Indonesia’s finance ministry plans to propose a fixed gasoline subsidy of 1,000 rupiah ($0.08) to 2,000 rupiah a liter, said a government official who asked not to be identified because the discussions are private.
The ministry will submit the proposal to President Joko Widodo soon, according to the official, who has seen the plans. The fixed-subsidy system may be implemented in 2016, unless Widodo wants to do it earlier, the official said.
Widodo, known as Jokowi, raised fuel prices last week to reduce state energy subsidies, acting on an election pledge to free funds for development spending and boosting optimism he’s taking steps to overhaul Southeast Asia’s largest economy. A shift to a fixed subsidy would insulate the government budget from oil-price fluctuations.
“Government wants to implement a fixed-subsidies regime,” Finance Minister Bambang Brodjonegoro said at a forum in Jakarta yesterday, without specifying the levels being considered or the time frame. That would make the fuel subsidy budget more predictable and dependent only on consumption, without being affected by the volatility of oil prices, he said.
If Jokowi agrees to the fixed-subsidy plan, the finance ministry would need to go to parliament to get approval, the official said. The ministry is still calculating the possible fixed level for diesel, he said.
Once subsidies were set, pump prices would rise and fall with the exchange rate and oil costs, the official said. For the government, if it subsidizes 48 million kilo liters of gasoline a year, a 1,000 rupiah fixed subsidy would limit its cost to 48 trillion rupiah, he said.
Cost of Subsidy
Some 276 trillion rupiah was earmarked for fuel subsidies in the 2015 budget prior to this month’s fuel-price increase, equivalent to 13.5 percent of total spending. Last week’s adjustments will free 110 trillion rupiah to 140 trillion rupiah of state spending and reduce the 2015 budget deficit from the current forecast of 2.2 percent of gross domestic product, Brodjonegoro has said.
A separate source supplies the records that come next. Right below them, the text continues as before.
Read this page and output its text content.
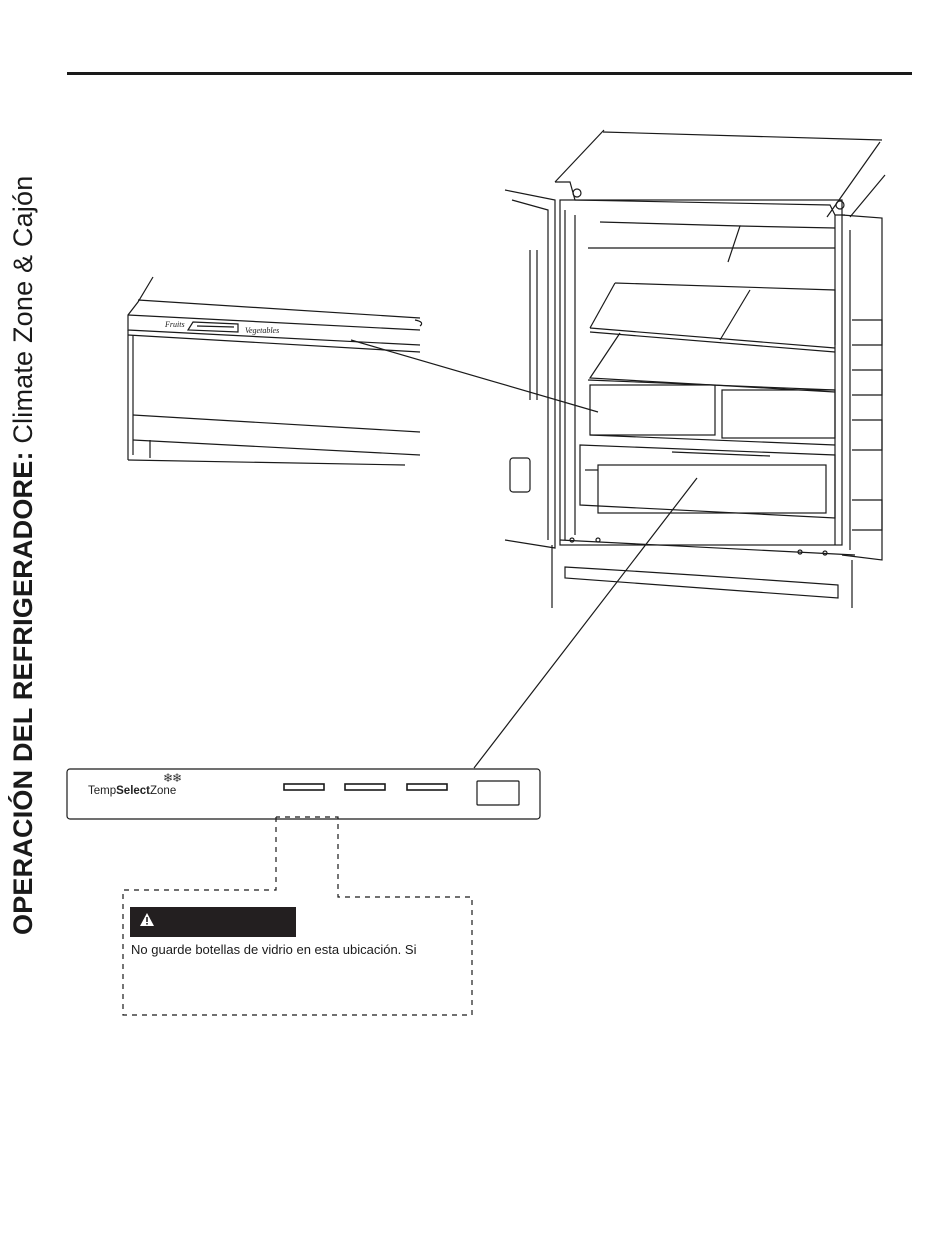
OPERACIÓN DEL REFRIGERADORE: Climate Zone & Cajón	Fruits
Vegetables
TempSelectZone
❄❄
No guarde botellas de vidrio en esta ubicación. Si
The finance minister said yesterday that the government is working on a mechanism for fixed subsidies and will wait for presidential approval. Indonesia will revise the 2015 budget deficit to below 2 percent of gross domestic product, he said.
“A fixed fuel subsidy scheme would make the government budget more robust if future oil prices were to rise,” Thomas Rookmaaker, a director of sovereign ratings at Fitch Ratings, said by e-mail today. “It would be positive for the sovereign credit in the sense that public capital expenditures would be more stable, whether future fuel prices rise or not, and this would likely benefit the growth outlook in the longer run.”
Dismantling the decades-old fuel subsidy program is a political hot potato -- protests accompanied past price increases and riots spurred by soaring living costs helped oust dictator Suharto in 1998. The front page headline in the English-language Jakarta Globe newspaper read “A Bold Move” on Nov. 18, the day of the fuel price increase.
After last week’s announcement, a student association in Jakarta burnt tires at one junction and put up a sign saying: “Fuel expensive. Jokowi go.”
The price of subsidized gasoline was increased to 8,500 rupiah a liter from 6,500 rupiah, and diesel was raised to 7,500 rupiah a liter from 5,500 rupiah.
Indonesia has been subsidizing fuel since the first oil price shock in the 1970s and kept prices at less than $0.20 per liter until 2005, according to a World Bank report published in March. Before last week’s announcement, the price of gasoline at the pump had most recently been raised in 2013, to 6,500 rupiah per liter from 4,500 rupiah.
A fixed subsidy will help the government, said Eric Sugandi, a Standard Chartered Plc economist in Jakarta.
“The government will no longer be bothered with social political costs of fuel-price hikes and can focus on other spending,” Sugandi said today.